Nach dem Zweiten Weltkrieg hat der Freistaat Bayern 1946 begonnen, über Förderprogramme den Kommunen bei dem Aufbau der kommunalen Wasserversorgung mit 85 % der ausgegebenen Kosten zu fördern. Deshalb gab es bisher vergleichsweise günstige Wasserpreise. Mittlerweile sind die Anschlussnehmer selbst finanziell in der Pflicht, die Wasserversorgung zu erhalten. Die Gemeinde Ilmmünster hat z. B. 1956 und die Gemeinde Hettenshausen 1961 einen Flachbrunnen und die dazugehörenden Trinkwasserspeicher gebaut. Mittlerweile ist in Deutschland ein Anschlussgrad von 99,2 % erreicht.
Welche Qualitätsansprüche gibt es?
In Deutschland regelt die Trinkwasserverordnung, wie die Qualität des Trinkwassers zu sein hat. Deutschland hat EU- und auch weltweit einen der höchsten Qualitätsstandards. Der Zugang zu Trinkwasser rund um die Uhr (24h/7d) zählt zu den Menschenrechten. Fällt diese Versorgung aus, hat man als erstes ein Hygieneproblem, es fallen das Gesundheitswesen, das Gewerbe, die Industrie, Landwirtschaft, die Löschwasserversorgung usw. aus.
Wie funktioniert die Wasserversorgung?
Das Wasser wird aus Brunnen gefördert und in den Wasserhäusern aufbereitet. Ein Trinkwasserspeicher mit einer höheren Lage von z. B. 50 m erzeugt 5 bar Druck (1 bar je 10 m Höhe). Die Druckerzeugung kann über höher gelegene Trinkwasserspeicher, Wassertürme und Druckpumpen erfolgen.
Welche Aufgaben hat ein Trinkwasserspeicher?
Ein Trinkwasserspeicher sorgt für gleichmäßigen Wasserdruck in den Leitungen. Er überbrückt Betriebsstörungen beim Brunnen und in den Wasserhäusern und gleicht Verbrauchsspitzen aus. Er stellt im Bedarf große Mengen Löschwasser zur Verfügung und gleicht die Vor- und Hauptförderung des Trinkwassers ohne Probleme aus. Die Versorgung der Häuser erfolgt über das freie Gefälle.
Wie ist die derzeitige Versorgung in Ilmmünster und Hettenshausen?
Die Gemeinde Ilmmünster hat 1956 einen Trinkwasserspeicher gebaut und 1990 erweitert. Dieser erdüberdeckte Speicher wurde 2008 untersucht. Eine Sanierung ist technisch und wirtschaftlich nicht sinnvoll.

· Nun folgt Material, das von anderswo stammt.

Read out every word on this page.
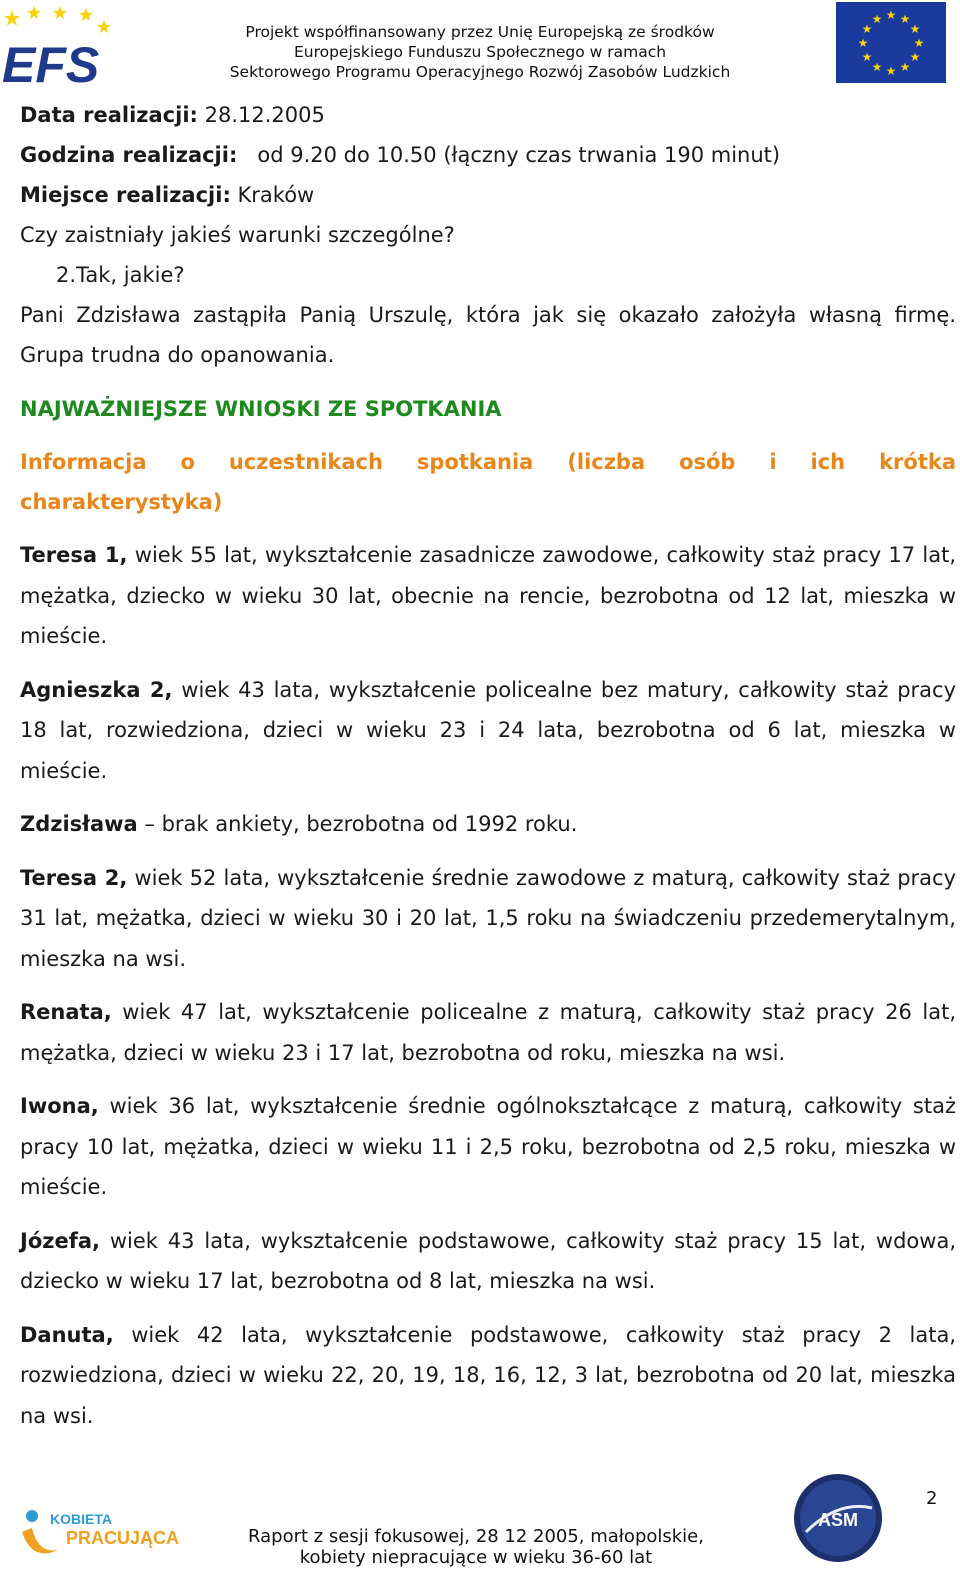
EFS
Projekt współfinansowany przez Unię Europejską ze środków
Europejskiego Funduszu Społecznego w ramach
Sektorowego Programu Operacyjnego Rozwój Zasobów Ludzkich
★ ★
★
★
★
★
★
★
★
★
★
★
Data realizacji: 28.12.2005
Godzina realizacji:   od 9.20 do 10.50 (łączny czas trwania 190 minut)
Miejsce realizacji: Kraków
Czy zaistniały jakieś warunki szczególne?
2.Tak, jakie?
Pani Zdzisława zastąpiła Panią Urszulę, która jak się okazało założyła własną firmę. Grupa trudna do opanowania.
NAJWAŻNIEJSZE WNIOSKI ZE SPOTKANIA
Informacja o uczestnikach spotkania (liczba osób i ich krótka
charakterystyka)
Teresa 1, wiek 55 lat, wykształcenie zasadnicze zawodowe, całkowity staż pracy 17 lat, mężatka, dziecko w wieku 30 lat, obecnie na rencie, bezrobotna od 12 lat, mieszka w mieście.
Agnieszka 2, wiek 43 lata, wykształcenie policealne bez matury, całkowity staż pracy 18 lat, rozwiedziona, dzieci w wieku 23 i 24 lata, bezrobotna od 6 lat, mieszka w mieście.
Zdzisława – brak ankiety, bezrobotna od 1992 roku.
Teresa 2, wiek 52 lata, wykształcenie średnie zawodowe z maturą, całkowity staż pracy 31 lat, mężatka, dzieci w wieku 30 i 20 lat, 1,5 roku na świadczeniu przedemerytalnym, mieszka na wsi.
Renata, wiek 47 lat, wykształcenie policealne z maturą, całkowity staż pracy 26 lat, mężatka, dzieci w wieku 23 i 17 lat, bezrobotna od roku, mieszka na wsi.
Iwona, wiek 36 lat, wykształcenie średnie ogólnokształcące z maturą, całkowity staż pracy 10 lat, mężatka, dzieci w wieku 11 i 2,5 roku, bezrobotna od 2,5 roku, mieszka w mieście.
Józefa, wiek 43 lata, wykształcenie podstawowe, całkowity staż pracy 15 lat, wdowa, dziecko w wieku 17 lat, bezrobotna od 8 lat, mieszka na wsi.
Danuta, wiek 42 lata, wykształcenie podstawowe, całkowity staż pracy 2 lata, rozwiedziona, dzieci w wieku 22, 20, 19, 18, 16, 12, 3 lat, bezrobotna od 20 lat, mieszka na wsi.
KOBIETA
PRACUJĄCA	Raport z sesji fokusowej, 28 12 2005, małopolskie,
kobiety niepracujące w wieku 36-60 lat
ASM
2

Die Gemeinde Hettenshausen hat den Trinkwasserspeicher 1961 gebaut und 1983 erweitert. Der erdüberdeckte Speicher wurde 2010 untersucht. Eine Sanierung ist auch in Hettenshausen technisch und wirtschaftlich nicht sinnvoll. Zu den vorgefundenen schlechten Zuständen liegen Bilder vor.
Die Gemeinden haben die Flachbrunnen aufgrund mangelnder Wasserqualität stillgelegt und Tiefbrunnen mit einer Tiefe von ca. 126 m gebaut, womit Tertiärwasser gefördert wird (Anmerkung: Tertiärwasser ist ca. 10.000 Jahre alt und benannt nach der 65 Mio. Jahren alten Gesteinsformation, in der es vorkommt.) Während das Regenwasser in diese tieferen Schichten einsickert, verliert es Sauerstoff.

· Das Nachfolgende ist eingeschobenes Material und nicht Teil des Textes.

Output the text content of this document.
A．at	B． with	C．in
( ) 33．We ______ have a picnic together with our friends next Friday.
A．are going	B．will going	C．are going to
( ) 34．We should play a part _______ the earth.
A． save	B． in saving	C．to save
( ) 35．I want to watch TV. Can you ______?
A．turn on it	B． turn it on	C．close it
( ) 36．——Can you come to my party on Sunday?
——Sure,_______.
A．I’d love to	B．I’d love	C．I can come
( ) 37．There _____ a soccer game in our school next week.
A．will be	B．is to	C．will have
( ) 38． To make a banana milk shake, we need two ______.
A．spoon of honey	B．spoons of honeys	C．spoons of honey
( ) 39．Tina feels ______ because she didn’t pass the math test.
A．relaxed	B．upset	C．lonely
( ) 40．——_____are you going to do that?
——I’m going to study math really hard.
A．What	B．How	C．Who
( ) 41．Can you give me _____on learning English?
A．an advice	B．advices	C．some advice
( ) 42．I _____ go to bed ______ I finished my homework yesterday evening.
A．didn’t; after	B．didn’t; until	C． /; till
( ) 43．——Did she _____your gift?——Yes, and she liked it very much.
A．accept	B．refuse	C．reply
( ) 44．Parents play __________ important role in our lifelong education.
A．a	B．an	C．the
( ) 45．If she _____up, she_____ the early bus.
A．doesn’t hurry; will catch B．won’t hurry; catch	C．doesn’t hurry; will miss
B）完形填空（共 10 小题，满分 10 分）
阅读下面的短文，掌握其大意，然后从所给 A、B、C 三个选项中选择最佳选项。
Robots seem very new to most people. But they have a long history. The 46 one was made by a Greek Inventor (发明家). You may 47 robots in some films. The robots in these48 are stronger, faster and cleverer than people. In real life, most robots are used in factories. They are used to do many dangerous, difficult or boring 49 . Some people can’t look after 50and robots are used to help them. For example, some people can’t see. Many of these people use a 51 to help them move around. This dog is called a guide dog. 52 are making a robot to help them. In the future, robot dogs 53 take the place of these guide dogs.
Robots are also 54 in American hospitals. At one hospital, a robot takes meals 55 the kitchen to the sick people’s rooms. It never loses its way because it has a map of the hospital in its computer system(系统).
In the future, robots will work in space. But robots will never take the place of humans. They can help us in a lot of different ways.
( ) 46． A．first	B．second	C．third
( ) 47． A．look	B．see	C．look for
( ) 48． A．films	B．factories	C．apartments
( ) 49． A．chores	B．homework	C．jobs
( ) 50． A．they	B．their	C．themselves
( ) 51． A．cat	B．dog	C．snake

Für diese Brunnen besteht ein Wasserrechtsbescheid, der die Wasserentnahme regelt. Die Gemeinden dürfen den Brunnen jeweils 17 l/sec. entnehmen, da aufgrund von Pumpversuchen festgestellt wurde, dass man den Brunnen in diesem Bereich mit einem stabilen Wasserstand betreiben kann. Doch auch diese Brunnen stehen zur Sanierung an.
In 2016 wurde mit einer Machbarkeitsstudie festgestellt, dass eine Sanierung der Trinkwasserspeicher nicht wirtschaftlich ist und beide Gemeinden diese neu bauen wollen. Daraufhin begann eine Standortsuche und es stellte sich die Frage, ob man nicht einen gemeinsamen Wasserhochbehälter bauen könnte.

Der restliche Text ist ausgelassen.